Purveyor of Bollocks to the Crowned Heads of Europe
Monday, 1 July 2013
Have I shown you this hidden, Bath architectural gem before? It is Ralph Allen's town house and very few visitors get to see it these days, because it is surrounded by later buildings, when once it stood on it's own, a short walk from the first Assembly Rooms from which he could stagger back at night, too tired to go to his proper house up the hill - Prior Park.
Ralph Allen was a lowly, Cornish post-office assistant with very high ambitions indeed, and made more money from Bath than pretty much anyone in the 18th century. This little town house is the size of a large cottage, despite the apparent grand scale. It was the first house I ever worked on as a fledgling mason, and when we entered it, we found the original bell-pull tassels hanging by the fire-places, and the original crystal chandeliers boxed up in small cupboards nearby. I wonder what happened to them.
Every time there is a bit of a blip in the finances of Britain, the sore subject of second homes crops up again, and elderly, rural ladies bemoan the fact that their villages are being killed-off by owners who only visit their houses for one week of the year. The houses are dark and depressing at night, they say.
Ralph Allen came from the biggest, modern-day second home area in Britain outside Wales - Cornwall - when the Cornish were thought of as renegade outlaws by the London central government, so that was just the first mould he broke, at the age of 24.
I would love a second, or even third home. A little gaff in Berkeley Square or Dean Street in Soho would be first choice, and a modest castle in Argyleshire would do for Christmas breaks as well. We are quite lucky to have our only home here in Bath, though.
An old girlfriend of mine owns an entire village in the Highlands, and the estate includes one huge sea-loch and two castles.
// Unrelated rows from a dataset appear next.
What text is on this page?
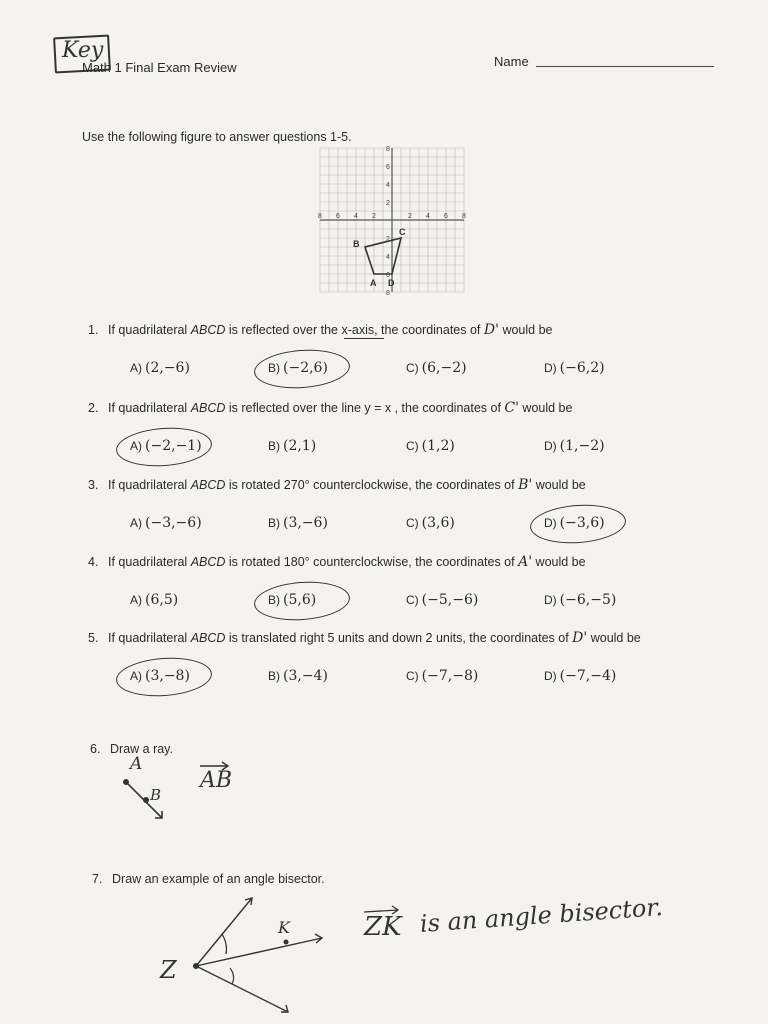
Key
Math 1 Final Exam Review	Name
Use the following figure to answer questions 1-5.
8 6 4 2	2 4 6 8
8
6
4
2
2
4
6
8
A
B
C
D
1. If quadrilateral ABCD is reflected over the x-axis, the coordinates of D' would be
A) (2,−6)	B) (−2,6)	C) (6,−2)	D) (−6,2)
2. If quadrilateral ABCD is reflected over the line y = x , the coordinates of C' would be
A) (−2,−1)	B) (2,1)	C) (1,2)	D) (1,−2)
3. If quadrilateral ABCD is rotated 270° counterclockwise, the coordinates of B' would be
A) (−3,−6)	B) (3,−6)	C) (3,6)	D) (−3,6)
4. If quadrilateral ABCD is rotated 180° counterclockwise, the coordinates of A' would be
A) (6,5)	B) (5,6)	C) (−5,−6)	D) (−6,−5)
5. If quadrilateral ABCD is translated right 5 units and down 2 units, the coordinates of D' would be
A) (3,−8)	B) (3,−4)	C) (−7,−8)	D) (−7,−4)
6. Draw a ray.
A
B
AB
7. Draw an example of an angle bisector.
Z
K	ZK is an angle bisector.
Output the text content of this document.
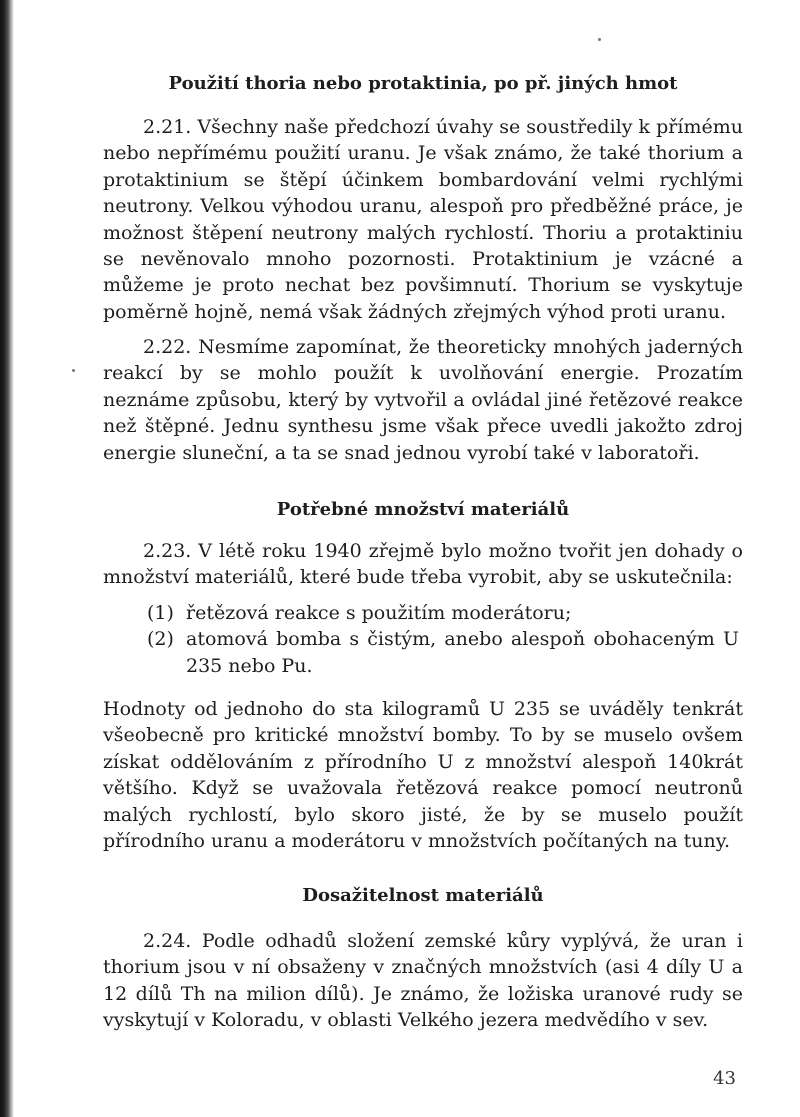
Použití thoria nebo protaktinia, po př. jiných hmot

2.21. Všechny naše předchozí úvahy se soustředily k přímému nebo nepřímému použití uranu. Je však známo, že také thorium a protaktinium se štěpí účinkem bombardování velmi rychlými neutrony. Velkou výhodou uranu, alespoň pro předběžné práce, je možnost štěpení neutrony malých rychlostí. Thoriu a protaktiniu se nevěnovalo mnoho pozornosti. Protaktinium je vzácné a můžeme je proto nechat bez povšimnutí. Thorium se vyskytuje poměrně hojně, nemá však žádných zřejmých výhod proti uranu.

2.22. Nesmíme zapomínat, že theoreticky mnohých jaderných reakcí by se mohlo použít k uvolňování energie. Prozatím neznáme způsobu, který by vytvořil a ovládal jiné řetězové reakce než štěpné. Jednu synthesu jsme však přece uvedli jakožto zdroj energie sluneční, a ta se snad jednou vyrobí také v laboratoři.

Potřebné množství materiálů

2.23. V létě roku 1940 zřejmě bylo možno tvořit jen dohady o množství materiálů, které bude třeba vyrobit, aby se uskutečnila:

(1) řetězová reakce s použitím moderátoru;
(2) atomová bomba s čistým, anebo alespoň obohaceným U 235 nebo Pu.

Hodnoty od jednoho do sta kilogramů U 235 se uváděly tenkrát všeobecně pro kritické množství bomby. To by se muselo ovšem získat oddělováním z přírodního U z množství alespoň 140krát většího. Když se uvažovala řetězová reakce pomocí neutronů malých rychlostí, bylo skoro jisté, že by se muselo použít přírodního uranu a moderátoru v množstvích počítaných na tuny.

Dosažitelnost materiálů

2.24. Podle odhadů složení zemské kůry vyplývá, že uran i thorium jsou v ní obsaženy v značných množstvích (asi 4 díly U a 12 dílů Th na milion dílů). Je známo, že ložiska uranové rudy se vyskytují v Koloradu, v oblasti Velkého jezera medvědího v sev.

43
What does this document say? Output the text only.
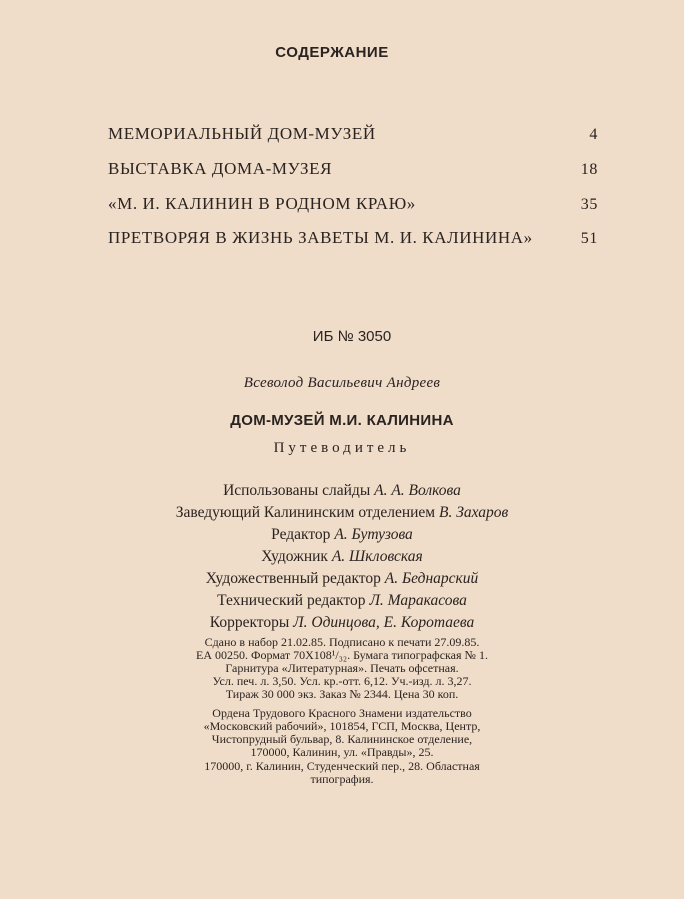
СОДЕРЖАНИЕ
МЕМОРИАЛЬНЫЙ ДОМ-МУЗЕЙ	4
ВЫСТАВКА ДОМА-МУЗЕЯ	18
«М. И. КАЛИНИН В РОДНОМ КРАЮ»	35
ПРЕТВОРЯЯ В ЖИЗНЬ ЗАВЕТЫ М. И. КАЛИНИНА»	51
ИБ № 3050
Всеволод Васильевич Андреев
ДОМ-МУЗЕЙ М.И. КАЛИНИНА
Путеводитель
Использованы слайды А. А. Волкова
Заведующий Калининским отделением В. Захаров
Редактор А. Бутузова
Художник А. Шкловская
Художественный редактор А. Беднарский
Технический редактор Л. Маракасова
Корректоры Л. Одинцова, Е. Коротаева
Сдано в набор 21.02.85. Подписано к печати 27.09.85.
ЕА 00250. Формат 70Х108¹/₃₂. Бумага типографская № 1.
Гарнитура «Литературная». Печать офсетная.
Усл. печ. л. 3,50. Усл. кр.-отт. 6,12. Уч.-изд. л. 3,27.
Тираж 30 000 экз. Заказ № 2344. Цена 30 коп.
Ордена Трудового Красного Знамени издательство
«Московский рабочий», 101854, ГСП, Москва, Центр,
Чистопрудный бульвар, 8. Калининское отделение,
170000, Калинин, ул. «Правды», 25.
170000, г. Калинин, Студенческий пер., 28. Областная
типография.
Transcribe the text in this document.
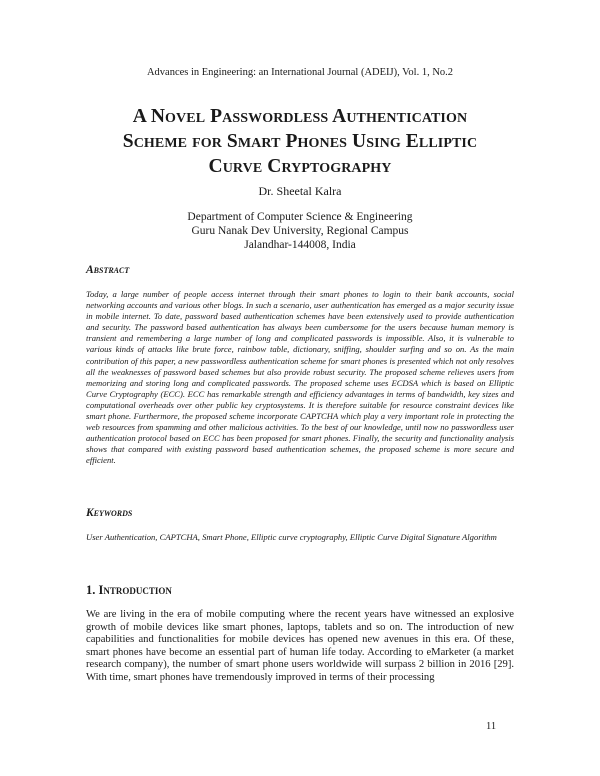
Advances in Engineering: an International Journal (ADEIJ), Vol. 1, No.2
A Novel Passwordless Authentication
Scheme for Smart Phones Using Elliptic
Curve Cryptography
Dr. Sheetal Kalra
Department of Computer Science & Engineering
Guru Nanak Dev University, Regional Campus
Jalandhar-144008, India
Abstract
Today, a large number of people access internet through their smart phones to login to their bank accounts, social networking accounts and various other blogs. In such a scenario, user authentication has emerged as a major security issue in mobile internet. To date, password based authentication schemes have been extensively used to provide authentication and security. The password based authentication has always been cumbersome for the users because human memory is transient and remembering a large number of long and complicated passwords is impossible. Also, it is vulnerable to various kinds of attacks like brute force, rainbow table, dictionary, sniffing, shoulder surfing and so on. As the main contribution of this paper, a new passwordless authentication scheme for smart phones is presented which not only resolves all the weaknesses of password based schemes but also provide robust security. The proposed scheme relieves users from memorizing and storing long and complicated passwords. The proposed scheme uses ECDSA which is based on Elliptic Curve Cryptography (ECC). ECC has remarkable strength and efficiency advantages in terms of bandwidth, key sizes and computational overheads over other public key cryptosystems. It is therefore suitable for resource constraint devices like smart phone. Furthermore, the proposed scheme incorporate CAPTCHA which play a very important role in protecting the web resources from spamming and other malicious activities. To the best of our knowledge, until now no passwordless user authentication protocol based on ECC has been proposed for smart phones. Finally, the security and functionality analysis shows that compared with existing password based authentication schemes, the proposed scheme is more secure and efficient.
Keywords
User Authentication, CAPTCHA, Smart Phone, Elliptic curve cryptography, Elliptic Curve Digital Signature Algorithm
1. Introduction
We are living in the era of mobile computing where the recent years have witnessed an explosive growth of mobile devices like smart phones, laptops, tablets and so on. The introduction of new capabilities and functionalities for mobile devices has opened new avenues in this era. Of these, smart phones have become an essential part of human life today. According to eMarketer (a market research company), the number of smart phone users worldwide will surpass 2 billion in 2016 [29]. With time, smart phones have tremendously improved in terms of their processing
11
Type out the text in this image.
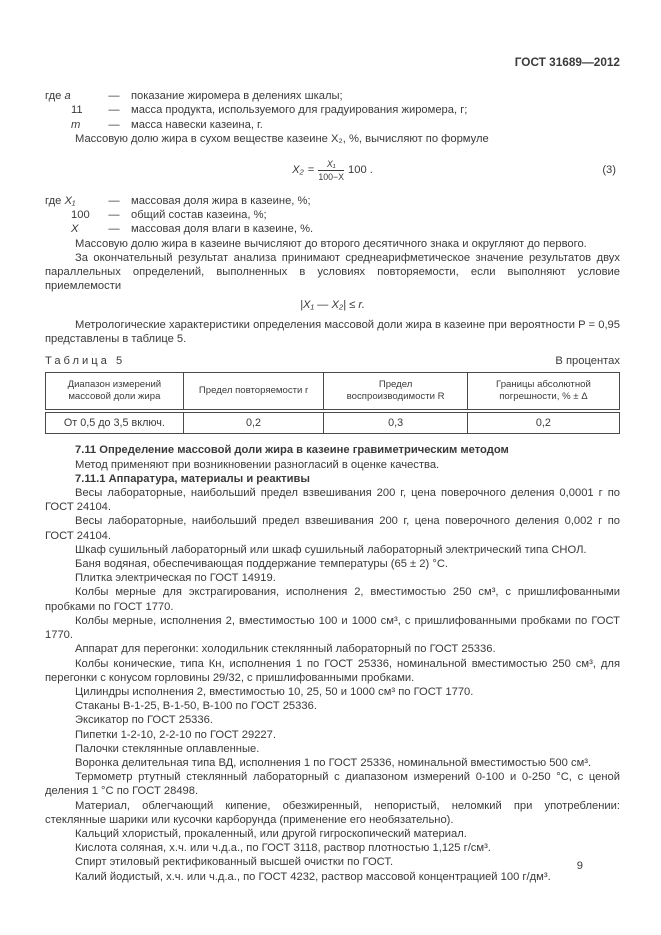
ГОСТ 31689—2012

где a	—	показание жиромера в делениях шкалы;
11	—	масса продукта, используемого для градуирования жиромера, г;
m	—	масса навески казеина, г.

Массовую долю жира в сухом веществе казеине X₂, %, вычисляют по формуле

$X_2 = \frac{\text{X₁}}{100-X} 100$ .	(3)
где X₁	—	массовая доля жира в казеине, %;
100	—	общий состав казеина, %;
X	—	массовая доля влаги в казеине, %.

Массовую долю жира в казеине вычисляют до второго десятичного знака и округляют до первого.

За окончательный результат анализа принимают среднеарифметическое значение результатов двух параллельных определений, выполненных в условиях повторяемости, если выполняют условие приемлемости

|X₁ — X₂| ≤ r.

Метрологические характеристики определения массовой доли жира в казеине при вероятности P = 0,95 представлены в таблице 5.

Таблица 5	В процентах
Диапазон измерений массовой доли жира	Предел повторяемости r	Предел воспроизводимости R	Границы абсолютной погрешности, % ± Δ
От 0,5 до 3,5 включ.	0,2	0,3	0,2

7.11 Определение массовой доли жира в казеине гравиметрическим методом

Метод применяют при возникновении разногласий в оценке качества.

7.11.1 Аппаратура, материалы и реактивы

Весы лабораторные, наибольший предел взвешивания 200 г, цена поверочного деления 0,0001 г по ГОСТ 24104.

Весы лабораторные, наибольший предел взвешивания 200 г, цена поверочного деления 0,002 г по ГОСТ 24104.

Шкаф сушильный лабораторный или шкаф сушильный лабораторный электрический типа СНОЛ.

Баня водяная, обеспечивающая поддержание температуры (65 ± 2) °С.

Плитка электрическая по ГОСТ 14919.

Колбы мерные для экстрагирования, исполнения 2, вместимостью 250 см³, с пришлифованными пробками по ГОСТ 1770.

Колбы мерные, исполнения 2, вместимостью 100 и 1000 см³, с пришлифованными пробками по ГОСТ 1770.

Аппарат для перегонки: холодильник стеклянный лабораторный по ГОСТ 25336.

Колбы конические, типа Кн, исполнения 1 по ГОСТ 25336, номинальной вместимостью 250 см³, для перегонки с конусом горловины 29/32, с пришлифованными пробками.

Цилиндры исполнения 2, вместимостью 10, 25, 50 и 1000 см³ по ГОСТ 1770.

Стаканы В-1-25, В-1-50, В-100 по ГОСТ 25336.

Эксикатор по ГОСТ 25336.

Пипетки 1-2-10, 2-2-10 по ГОСТ 29227.

Палочки стеклянные оплавленные.

Воронка делительная типа ВД, исполнения 1 по ГОСТ 25336, номинальной вместимостью 500 см³.

Термометр ртутный стеклянный лабораторный с диапазоном измерений 0-100 и 0-250 °С, с ценой деления 1 °С по ГОСТ 28498.

Материал, облегчающий кипение, обезжиренный, непористый, неломкий при употреблении: стеклянные шарики или кусочки карборунда (применение его необязательно).

Кальций хлористый, прокаленный, или другой гигроскопический материал.

Кислота соляная, х.ч. или ч.д.а., по ГОСТ 3118, раствор плотностью 1,125 г/см³.

Спирт этиловый ректификованный высшей очистки по ГОСТ.

Калий йодистый, х.ч. или ч.д.а., по ГОСТ 4232, раствор массовой концентрацией 100 г/дм³.

9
How - you may ask - did the family acquire the resources to purchase these thousands of acres of prime deer-stalking country, as well as country houses in Cambridgeshire and elsewhere?
Banking. But don't get me wrong - I do not resent them for it, because they were the old-fashioned sort of bankers who were very polite toward you whilst milking docile, little old you. Not like the latest sort. They must have known what they were doing with other people's money to make so much out of it - also not like the latest sort.